Why Are We Mapping?

I received an e-mail recently from a teacher who contacted me with a concern that I have heard more than once. The main content of her e-mail read:
 
My district has had us writing personal maps now for three years. Each month we are told to make sure our maps are up to date, but no one looks at the maps. It is busy work to me. Please tell me how this is helping my students get better at learning.
 
This teacher has a valid concern. No one should be creating a map simply to create a map. As she pointed out, having a map does not all of a sudden in isolation improve learning. Without thoughtful teacher and administrative pre-planning (prologue) that outlines a strategic action plan that includes direction concerning why we are mapping, the potential for the positive impacts curriculum mapping can have are lost. Critical to implementation is the realization that what improves learning over time is teacher engagement focused on recursive analyzing (questioning) of three components—curriculum design (curriculum maps) plus instructional practices and strategies (instructional/lesson plans) plus assessments (formative, summative, common)—based on issues, concerns, and/or bright spots.
Just as action research asks a teacher or teachers to recursively formulate a question, plan, implement, gather, and analyze, teachers engaged in ongoing curriculum work can incorporate not only the maps themselves, but incorporate the search and report features within a mapping system to aid in individual or collaborative research, PLC focus/goal, etc.
 
While collaborative Essential Maps and Consensus Maps are critical for ensuring vertically articulated curriculum-learning focuses, equally important is the ongoing operational evidence of each teacher in his or her classroom based upon the agreed-upon essential and consensus learning requisites.

Jacobs (1997) comments:

 
Curriculum mapping is a procedure for collecting data about the actual curriculum in a school district using the school calendar as an organizer.

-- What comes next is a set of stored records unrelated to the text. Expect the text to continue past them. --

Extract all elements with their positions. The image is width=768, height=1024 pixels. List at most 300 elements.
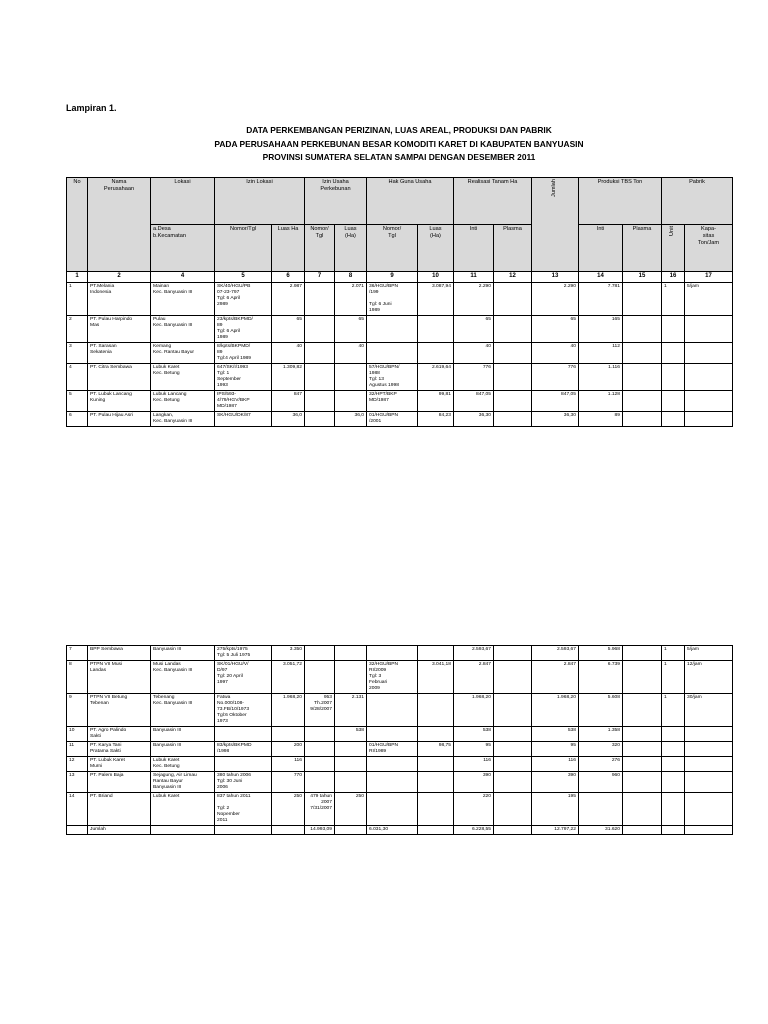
company-name: PT. Agro Palindo Sakti: [88, 727, 151, 742]
location: Pulau Kec. Banyuasin III: [151, 316, 215, 343]
company-name: PTPN VII Musi Landas: [88, 661, 151, 694]
planted-plasma: [494, 793, 532, 826]
company-name: PT. Karya Tani Pratama Sakti: [88, 742, 151, 757]
column-number: 10: [418, 272, 454, 283]
table-row: [67, 646, 733, 661]
planted-total: 12.797,22: [532, 826, 579, 835]
business-permit-number: 953 Th.2007 9/28/2007: [305, 694, 335, 727]
row-no: 7: [67, 646, 88, 661]
business-permit-number: [305, 727, 335, 742]
planted-inti: 40: [454, 343, 494, 364]
business-permit-area: [335, 391, 367, 412]
hgu-number: [367, 772, 418, 793]
factory-capacity: [685, 826, 733, 835]
hgu-area: [418, 694, 454, 727]
planted-inti: 220: [454, 793, 494, 826]
location-permit-number: 837 tahun 2011 Tgl: 2 Nopember 2011: [215, 793, 272, 826]
location-permit-number: SK/40/HGU/PB 07-23-797 Tgl: 6 April 2989: [215, 283, 272, 316]
location-permit-number: [215, 826, 272, 835]
column-number: 11: [454, 272, 494, 283]
location-permit-area: 116: [272, 757, 305, 772]
location: Musi Landas Kec. Banyuasin III: [151, 661, 215, 694]
title-line-1: DATA PERKEMBANGAN PERIZINAN, LUAS AREAL, PRODUKSI DAN PABRIK: [246, 125, 552, 135]
production-inti: 1.116: [579, 364, 623, 391]
column-number: 14: [579, 272, 623, 283]
company-name: PT. Palem Baja: [88, 772, 151, 793]
header-real-plasma: Plasma: [494, 225, 532, 272]
planted-plasma: [494, 742, 532, 757]
location: Lubuk Karet: [151, 793, 215, 826]
factory-capacity: 12/jam: [685, 661, 733, 694]
hgu-area: [418, 316, 454, 343]
company-name: BPP Sembawa: [88, 646, 151, 661]
attachment-label: Lampiran 1.: [66, 103, 117, 113]
factory-unit: 1: [662, 661, 685, 694]
planted-inti: 95: [454, 742, 494, 757]
table-body-page-2: [67, 646, 733, 835]
factory-capacity: [685, 727, 733, 742]
location-permit-area: 40: [272, 343, 305, 364]
table-row: [67, 661, 733, 694]
row-no: 10: [67, 727, 88, 742]
column-number: 8: [335, 272, 367, 283]
row-no: 4: [67, 364, 88, 391]
factory-capacity: [685, 316, 733, 343]
production-plasma: [623, 283, 662, 316]
column-number: 5: [215, 272, 272, 283]
business-permit-area: [335, 661, 367, 694]
data-table-page-1: [66, 177, 733, 427]
business-permit-area: [335, 364, 367, 391]
row-no: 14: [67, 793, 88, 826]
factory-capacity: [685, 391, 733, 412]
business-permit-area: 250: [335, 793, 367, 826]
header-kapasitas: Kapa- sitas Ton/Jam: [685, 225, 733, 272]
table-row: [67, 283, 733, 316]
table-row: [67, 412, 733, 427]
factory-unit: [662, 793, 685, 826]
row-no: 11: [67, 742, 88, 757]
table-row: [67, 694, 733, 727]
hgu-number: [367, 316, 418, 343]
planted-inti: 847,05: [454, 391, 494, 412]
location: Lubuk Karet Kec. Betung: [151, 364, 215, 391]
hgu-number: 57/HGU/BPN/ 1988 Tgl: 13 Agustus 1998: [367, 364, 418, 391]
location-permit-area: 200: [272, 742, 305, 757]
header-real-inti: Inti: [454, 225, 494, 272]
company-name: Jumlah: [88, 826, 151, 835]
column-number: 12: [494, 272, 532, 283]
production-inti: 165: [579, 316, 623, 343]
business-permit-number: [305, 646, 335, 661]
factory-unit: [662, 727, 685, 742]
table-row: [67, 793, 733, 826]
location-permit-number: SK/01/HGU/V/ D/97 Tgl: 20 April 1997: [215, 661, 272, 694]
location: [151, 826, 215, 835]
planted-total: 776: [532, 364, 579, 391]
location-permit-area: 3.350: [272, 646, 305, 661]
production-inti: 7.781: [579, 283, 623, 316]
business-permit-area: 2.131: [335, 694, 367, 727]
header-hgu-nomor: Nomor/ Tgl: [367, 225, 418, 272]
company-name: PT. Citra Sembawa: [88, 364, 151, 391]
production-plasma: [623, 757, 662, 772]
hgu-number: [367, 727, 418, 742]
planted-plasma: [494, 757, 532, 772]
planted-plasma: [494, 772, 532, 793]
header-produksi: Produksi TBS Ton: [579, 178, 662, 225]
production-plasma: [623, 364, 662, 391]
table-row: [67, 826, 733, 835]
header-jumlah-text: Jumlah: [551, 179, 558, 198]
location-permit-area: 36,0: [272, 412, 305, 427]
column-number: 4: [151, 272, 215, 283]
production-plasma: [623, 727, 662, 742]
business-permit-number: 479 tahun 2007 7/31/2007: [305, 793, 335, 826]
location-permit-area: 847: [272, 391, 305, 412]
header-lokasi: Lokasi: [151, 178, 215, 225]
company-name: PT. Briand: [88, 793, 151, 826]
planted-inti: 116: [454, 757, 494, 772]
business-permit-number: [305, 343, 335, 364]
planted-inti: 390: [454, 772, 494, 793]
production-plasma: [623, 646, 662, 661]
factory-unit: [662, 343, 685, 364]
business-permit-area: [335, 742, 367, 757]
location-permit-number: 647/SK/I/1993 Tgl: 1 September 1993: [215, 364, 272, 391]
location-permit-area: 1.309,82: [272, 364, 305, 391]
location: Tebenang Kec. Banyuasin III: [151, 694, 215, 727]
production-inti: 276: [579, 757, 623, 772]
table-row: [67, 364, 733, 391]
planted-total: 36,30: [532, 412, 579, 427]
column-number: 16: [662, 272, 685, 283]
planted-plasma: [494, 343, 532, 364]
production-inti: 5.608: [579, 694, 623, 727]
factory-unit: [662, 757, 685, 772]
planted-plasma: [494, 826, 532, 835]
location-permit-area: 770: [272, 772, 305, 793]
planted-plasma: [494, 694, 532, 727]
factory-unit: [662, 412, 685, 427]
planted-total: 847,05: [532, 391, 579, 412]
planted-total: 95: [532, 742, 579, 757]
location: Kemang Kec. Rantau Bayur: [151, 343, 215, 364]
data-table-page-2: [66, 645, 733, 835]
header-jumlah: [532, 178, 579, 272]
factory-capacity: [685, 742, 733, 757]
column-number: 6: [272, 272, 305, 283]
hgu-area: 84,23: [418, 412, 454, 427]
row-no: 6: [67, 412, 88, 427]
location-permit-area: 250: [272, 793, 305, 826]
planted-total: 116: [532, 757, 579, 772]
planted-total: 195: [532, 793, 579, 826]
business-permit-area: 40: [335, 343, 367, 364]
business-permit-number: 14.993,09: [305, 826, 335, 835]
title-line-2: PADA PERUSAHAAN PERKEBUNAN BESAR KOMODITI KARET DI KABUPATEN BANYUASIN: [214, 138, 584, 149]
business-permit-number: [305, 742, 335, 757]
factory-capacity: [685, 772, 733, 793]
hgu-area: [418, 727, 454, 742]
factory-capacity: [685, 412, 733, 427]
column-number: 2: [88, 272, 151, 283]
location-permit-area: 65: [272, 316, 305, 343]
header-unit: [662, 225, 685, 272]
header-nama: Nama Perusahaan: [88, 178, 151, 272]
production-plasma: [623, 742, 662, 757]
production-inti: 320: [579, 742, 623, 757]
table-row: [67, 757, 733, 772]
planted-plasma: [494, 412, 532, 427]
factory-capacity: 30/jam: [685, 694, 733, 727]
header-prod-plasma: Plasma: [623, 225, 662, 272]
planted-plasma: [494, 316, 532, 343]
planted-total: 2.593,67: [532, 646, 579, 661]
factory-capacity: [685, 757, 733, 772]
hgu-number: 32/HPT/BKP MD/1987: [367, 391, 418, 412]
business-permit-area: 65: [335, 316, 367, 343]
header-hgu-luas: Luas (Ha): [418, 225, 454, 272]
production-inti: [579, 793, 623, 826]
location-permit-number: 380 tahun 2006 Tgl: 30 Juni 2006: [215, 772, 272, 793]
business-permit-number: [305, 412, 335, 427]
hgu-number: 32/HGU/BPN RI/2009 Tgl: 3 Februari 2009: [367, 661, 418, 694]
business-permit-area: [335, 757, 367, 772]
planted-plasma: [494, 391, 532, 412]
business-permit-area: [335, 826, 367, 835]
business-permit-number: [305, 661, 335, 694]
factory-capacity: [685, 343, 733, 364]
column-number: 13: [532, 272, 579, 283]
planted-inti: 2.847: [454, 661, 494, 694]
production-inti: 5.968: [579, 646, 623, 661]
company-name: PT. Pulau Hijau Asri: [88, 412, 151, 427]
hgu-area: [418, 793, 454, 826]
planted-inti: 36,30: [454, 412, 494, 427]
table-body-page-1: [67, 283, 733, 427]
factory-unit: [662, 742, 685, 757]
column-number: 9: [367, 272, 418, 283]
location-permit-number: 275/kpts/1975 Tgl: 5 Juli 1975: [215, 646, 272, 661]
location-permit-area: 3.051,72: [272, 661, 305, 694]
factory-unit: 1: [662, 694, 685, 727]
column-number-row: [67, 272, 733, 283]
hgu-area: [418, 772, 454, 793]
planted-total: 538: [532, 727, 579, 742]
planted-inti: 1.968,20: [454, 694, 494, 727]
production-inti: 1.128: [579, 391, 623, 412]
production-inti: 6.739: [579, 661, 623, 694]
location: Mainan Kec. Banyuasin III: [151, 283, 215, 316]
production-plasma: [623, 391, 662, 412]
hgu-area: 98,75: [418, 742, 454, 757]
business-permit-area: 538: [335, 727, 367, 742]
production-plasma: [623, 826, 662, 835]
factory-unit: 1: [662, 283, 685, 316]
company-name: PT. Pulau Harpindo Mas: [88, 316, 151, 343]
production-inti: 112: [579, 343, 623, 364]
hgu-number: [367, 793, 418, 826]
location-permit-area: 2.987: [272, 283, 305, 316]
factory-unit: [662, 316, 685, 343]
hgu-number: 36/HGU/BPN /199 Tgl: 6 Juni 1989: [367, 283, 418, 316]
location-permit-number: [215, 727, 272, 742]
header-no: No: [67, 178, 88, 272]
location: Banyuasin III: [151, 727, 215, 742]
factory-capacity: 5/jam: [685, 646, 733, 661]
production-plasma: [623, 793, 662, 826]
header-unit-text: Unit: [669, 226, 676, 236]
factory-unit: 1: [662, 646, 685, 661]
location-permit-number: 83/kpts/BKPMD /1998: [215, 742, 272, 757]
column-number: 15: [623, 272, 662, 283]
planted-total: 2.290: [532, 283, 579, 316]
production-plasma: [623, 316, 662, 343]
header-prod-inti: Inti: [579, 225, 623, 272]
hgu-number: [367, 757, 418, 772]
table-row: [67, 343, 733, 364]
row-no: 13: [67, 772, 88, 793]
hgu-area: [418, 343, 454, 364]
planted-inti: 6.228,55: [454, 826, 494, 835]
planted-plasma: [494, 727, 532, 742]
production-inti: 960: [579, 772, 623, 793]
table-row: [67, 742, 733, 757]
row-no: 3: [67, 343, 88, 364]
header-izin-lokasi: Izin Lokasi: [215, 178, 305, 225]
company-name: PT. Sarasan Sekatenia: [88, 343, 151, 364]
company-name: PT.Melania Indonesia: [88, 283, 151, 316]
planted-inti: 776: [454, 364, 494, 391]
hgu-area: 99,81: [418, 391, 454, 412]
factory-capacity: [685, 364, 733, 391]
business-permit-number: [305, 316, 335, 343]
hgu-number: 6.031,30: [367, 826, 418, 835]
location-permit-number: SK/HGU/DK/87: [215, 412, 272, 427]
header-il-luas: Luas Ha: [272, 225, 305, 272]
row-no: 9: [67, 694, 88, 727]
location: Sejagung, Air Limau Rantau Bayur Banyuasin III: [151, 772, 215, 793]
hgu-area: [418, 646, 454, 661]
location-permit-number: IPS/593- 4/79/HGV/BKP MD/1987: [215, 391, 272, 412]
row-no: 12: [67, 757, 88, 772]
hgu-number: [367, 694, 418, 727]
location: Banyuasin III: [151, 646, 215, 661]
planted-total: 1.968,20: [532, 694, 579, 727]
hgu-number: [367, 343, 418, 364]
planted-plasma: [494, 646, 532, 661]
hgu-number: 01/HGU/BPN RI/1989: [367, 742, 418, 757]
factory-unit: [662, 772, 685, 793]
planted-total: 65: [532, 316, 579, 343]
business-permit-number: [305, 391, 335, 412]
company-name: PTPN VII Betung Tebenan: [88, 694, 151, 727]
header-lokasi-sub: a.Desa b.Kecamatan: [151, 225, 215, 272]
header-il-nomor: Nomor/Tgl: [215, 225, 272, 272]
factory-unit: [662, 826, 685, 835]
location-permit-number: 23/kpts/BKPMD/ 89 Tgl: 6 April 1989: [215, 316, 272, 343]
location-permit-number: [215, 757, 272, 772]
production-inti: 31.620: [579, 826, 623, 835]
document-title: [66, 124, 732, 165]
business-permit-number: [305, 283, 335, 316]
row-no: 8: [67, 661, 88, 694]
company-name: PT. Lubuk Lancang Kuning: [88, 391, 151, 412]
company-name: PT. Lubuk Karet Murni: [88, 757, 151, 772]
planted-inti: 538: [454, 727, 494, 742]
planted-inti: 2.593,67: [454, 646, 494, 661]
column-number: 17: [685, 272, 733, 283]
header-iup-nomor: Nomor/ Tgl: [305, 225, 335, 272]
table-row: [67, 316, 733, 343]
production-plasma: [623, 343, 662, 364]
planted-total: 390: [532, 772, 579, 793]
table-row: [67, 727, 733, 742]
location: Banyuasin III: [151, 742, 215, 757]
location: Langkan, Kec. Banyuasin III: [151, 412, 215, 427]
column-number: 1: [67, 272, 88, 283]
hgu-number: [367, 646, 418, 661]
business-permit-number: [305, 364, 335, 391]
planted-plasma: [494, 661, 532, 694]
factory-unit: [662, 391, 685, 412]
business-permit-number: [305, 757, 335, 772]
hgu-number: 01/HGU/BPN /2001: [367, 412, 418, 427]
production-plasma: [623, 694, 662, 727]
planted-total: 2.847: [532, 661, 579, 694]
location-permit-number: 8/kpts/BKPMD/ 89 Tgl:4 April 1989: [215, 343, 272, 364]
business-permit-number: [305, 772, 335, 793]
location: Lubuk Karet Kec. Betung: [151, 757, 215, 772]
header-iup-luas: Luas (Ha): [335, 225, 367, 272]
row-no: 5: [67, 391, 88, 412]
hgu-area: 3.087,94: [418, 283, 454, 316]
hgu-area: [418, 826, 454, 835]
production-plasma: [623, 412, 662, 427]
hgu-area: 2.619,64: [418, 364, 454, 391]
header-hgu: Hak Guna Usaha: [367, 178, 454, 225]
business-permit-area: [335, 646, 367, 661]
location: Lubuk Lancang Kec. Betung: [151, 391, 215, 412]
planted-plasma: [494, 283, 532, 316]
table-row: [67, 772, 733, 793]
production-inti: 1.358: [579, 727, 623, 742]
row-no: 1: [67, 283, 88, 316]
location-permit-area: [272, 826, 305, 835]
factory-capacity: 5/jam: [685, 283, 733, 316]
production-inti: 89: [579, 412, 623, 427]
header-izin-usaha: Izin Usaha Perkebunan: [305, 178, 367, 225]
business-permit-area: 2.071: [335, 283, 367, 316]
location-permit-area: [272, 727, 305, 742]
production-plasma: [623, 772, 662, 793]
hgu-area: 3.041,18: [418, 661, 454, 694]
row-no: 2: [67, 316, 88, 343]
table-row: [67, 391, 733, 412]
header-realisasi: Realisasi Tanam Ha: [454, 178, 532, 225]
location-permit-area: 1.968,20: [272, 694, 305, 727]
title-line-3: PROVINSI SUMATERA SELATAN SAMPAI DENGAN DESEMBER 2011: [262, 152, 536, 163]
hgu-area: [418, 757, 454, 772]
planted-plasma: [494, 364, 532, 391]
business-permit-area: 36,0: [335, 412, 367, 427]
factory-unit: [662, 364, 685, 391]
planted-inti: 65: [454, 316, 494, 343]
location-permit-number: Fatwa No.000/108- 73.FB/10/1973 Tgl:6 Oktober 1973: [215, 694, 272, 727]
planted-inti: 2.290: [454, 283, 494, 316]
row-no: [67, 826, 88, 835]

Data are gathered in a format that allows each teacher to present an overview of his or her students’ actual learning experiences. The fundamental purpose of mapping is communication. (p. 61, emphasis added)
 
The communication Jacobs refers to can become tainted if one or more teachers do not maintain their personal Projected/Diary Maps on a monthly basis to ensure the mapping system’s database accurately reflects the here and now learning of the current academic year. If the map data is not accurate, the search and report features’ results will be invalid or skewed and can cause inappropriate decision making when conducting reviews.

If teachers are not trained and coached in how to use the operational-data Diary Map units for inquiry, just having maps will be as this teacher shared, meaningless and minimizes the intent of mapping and the maps as tools for aiding in improving students’ academic learning and teachers’ professional learning.